The proposal includes several categories of local funding, including dollars on a per capita basis as well as competitive grants for local governments. Conversation in committee included many supporters as well as some concerns about the size of the bond and considerations over the state’s capacity to take on the additional bond debt.
SB 5 (De Leon) is a similar bond on the Senate side; it has not yet been scheduled for a committee hearing.
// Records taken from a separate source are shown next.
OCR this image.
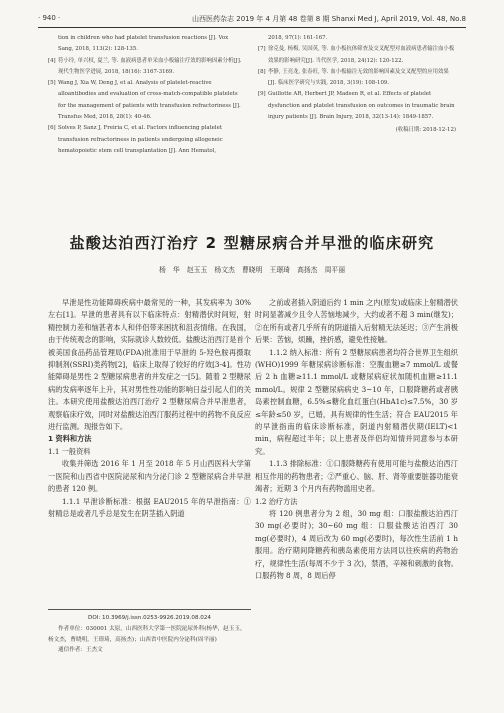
· 940 ·	山西医药杂志 2019 年 4 月第 48 卷第 8 期 Shanxi Med J, April 2019, Vol. 48, No.8
tion in children who had platelet transfusion reactions [J]. Vox Sang, 2018, 113(2): 128-135.
[4] 符小玲, 单兴权, 夏兰, 等. 血液病患者单采血小板输注疗效的影响因素分析[J]. 现代生物医学进展, 2018, 18(16): 3167-3169.
[5] Wang J, Xia W, Deng J, et al. Analysis of platelet-reactive alloantibodies and evaluation of cross-match-compatible platelets for the management of patients with transfusion refractoriness [J]. Transfus Med, 2018, 28(1): 40-46.
[6] Solves P, Sanz J, Freiria C, et al. Factors influencing platelet transfusion refractoriness in patients undergoing allogeneic hematopoietic stem cell transplantation [J]. Ann Hematol,
2018, 97(1): 161-167.
[7] 徐克曼, 杨梅, 吴国英, 等. 血小板抗体筛查及交叉配型对血液病患者输注血小板效果的影响研究[J]. 当代医学, 2018, 24(12): 120-122.
[8] 李静, 王亮龙, 张春旺, 等. 血小板输注无效的影响因素及交叉配型的应用效果[J]. 临床医学研究与实践, 2018, 3(19): 108-109.
[9] Guillotte AR, Herbert JP, Madsen R, et al. Effects of platelet dysfunction and platelet transfusion on outcomes in traumatic brain injury patients [J]. Brain Injury, 2018, 32(13-14): 1849-1857.
(收稿日期: 2018-12-12)
盐酸达泊西汀治疗 2 型糖尿病合并早泄的临床研究
杨 华 赵玉玉 杨文杰 曹晓明 王璟琦 高扬杰 周平丽

早泄是性功能障碍疾病中最常见的一种，其发病率为 30% 左右[1]。早泄的患者具有以下临床特点：射精潜伏时间短，射精控制力差和恼甚者本人和伴侣带来困扰和沮丧情绪。在我国，由于传统观念的影响，实际就诊人数较低。盐酸达泊西汀是首个被美国食品药品管理局(FDA)批准用于早泄的 5-羟色胺再摄取抑制剂(SSRI)类药物[2]，临床上取得了较好的疗效[3-4]。性功能障碍是男性 2 型糖尿病患者的并发症之一[5]。随着 2 型糖尿病的发病率逐年上升，其对男性性功能的影响日益引起人们的关注。本研究使用盐酸达泊西汀治疗 2 型糖尿病合并早泄患者，观察临床疗效，同时对盐酸达泊西汀服药过程中的药物不良反应进行监测。现报告如下。

1 资料和方法

1.1 一般资料

收集并筛选 2016 年 1 月至 2018 年 5 月山西医科大学第一医院和山西省中医院泌尿和内分泌门诊 2 型糖尿病合并早泄的患者 120 例。

1.1.1 早泄诊断标准：根据 EAU2015 年的早泄指南：①射精总是或者几乎总是发生在阴茎插入阴道

之前或者插入阴道后约 1 min 之内(原发)或临床上射精潜伏时间显著减少且令人苦恼地减少，大约或者不超 3 min(继发)；②在所有或者几乎所有的阴道插入后射精无法延迟；③产生消极后果：苦恼，烦躁，挫折感，避免性接触。

1.1.2 纳入标准：所有 2 型糖尿病患者均符合世界卫生组织(WHO)1999 年糖尿病诊断标准：空腹血糖≥7 mmol/L 或餐后 2 h 血糖≥11.1 mmol/L 或糖尿病症状加随机血糖≥11.1 mmol/L。规律 2 型糖尿病病史 3~10 年，口服降糖药或者胰岛素控制血糖，6.5%≤糖化血红蛋白(HbA1c)≤7.5%，30 岁≤年龄≤50 岁，已婚，具有规律的性生活；符合 EAU2015 年的早泄指南的临床诊断标准，阴道内射精潜伏期(IELT)<1 min，病程超过半年；以上患者及伴侣均知情并同意参与本研究。

1.1.3 排除标准：①口服降糖药有使用可能与盐酸达泊西汀相互作用的药物患者；②严重心、脑、肝、肾等重要脏器功能衰竭者；近期 3 个月内有药物滥用史者。

1.2 治疗方法

将 120 例患者分为 2 组，30 mg 组：口服盐酸达泊西汀 30 mg(必要时)；30~60 mg 组：口服盐酸达泊西汀 30 mg(必要时)，4 周后改为 60 mg(必要时)，每次性生活前 1 h 服用。治疗期间降糖药和胰岛素使用方法同以往疾病的药物治疗，规律性生活(每周不少于 3 次)，禁酒，辛辣和刺激的食物。口服药物 8 周，8 周后停

DOI: 10.3969/j.issn.0253-9926.2019.08.024

作者单位：030001 太原，山西医科大学第一医院泌尿外科(杨华，赵玉玉，杨文杰，曹晓明，王璟琦，高扬杰)；山西省中医院内分泌科(周平丽)

通信作者：王杰文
The last major park bond was passed in 2006, though several of the more recent water bonds have included some funding for similar activities and a bond measure during the last legislative session failed.
The bond would fund the following activities:
- Environmental and social equity – the creation and expansion of safe neighborhood parks in park-poor communities.
- Local and regional outdoor spaces – local park rehabilitation and improvement grants to local governments on a per capita basis as well as competitive grants.
- Natural, historic, and cultural legacy – for restoration and preservation of existing state park facilities and units to preserve and increase public access and to protect natural, cultural, and historic resources in the parks.
- Trails and greenway investments – for competitive grants through the Natural Resources Agency for non-motorized access to parks, waterways, or other natural environments to encourage health-related commuting.
- Rural recreation, tourism, and economic enrichment – for competitive grants to local governments in non-urbanized areas.
- River recreation, creek, stormwater, and water improvement – for grants for several specific waterways as well as an urban stream program and competitive grants for stormwater capture projects that have co-benefits of enhanced park, parkways, and open space.
- State conservancies – for several conservancies with priorities and specific criteria for funding.
- Ocean, bay, and coastal protection – for projects that enhance and protect coastal and ocean resources.
- Climate preparedness, habitat resiliency, resource enhancement, and innovation – for projects that improve a community’s ability to adapt to climate change, including projects to improve and protect coastal and rural economies, agricultural viability, wildlife corridors, or habitat, develop recreational opportunities, or enhance drought tolerance and water retention.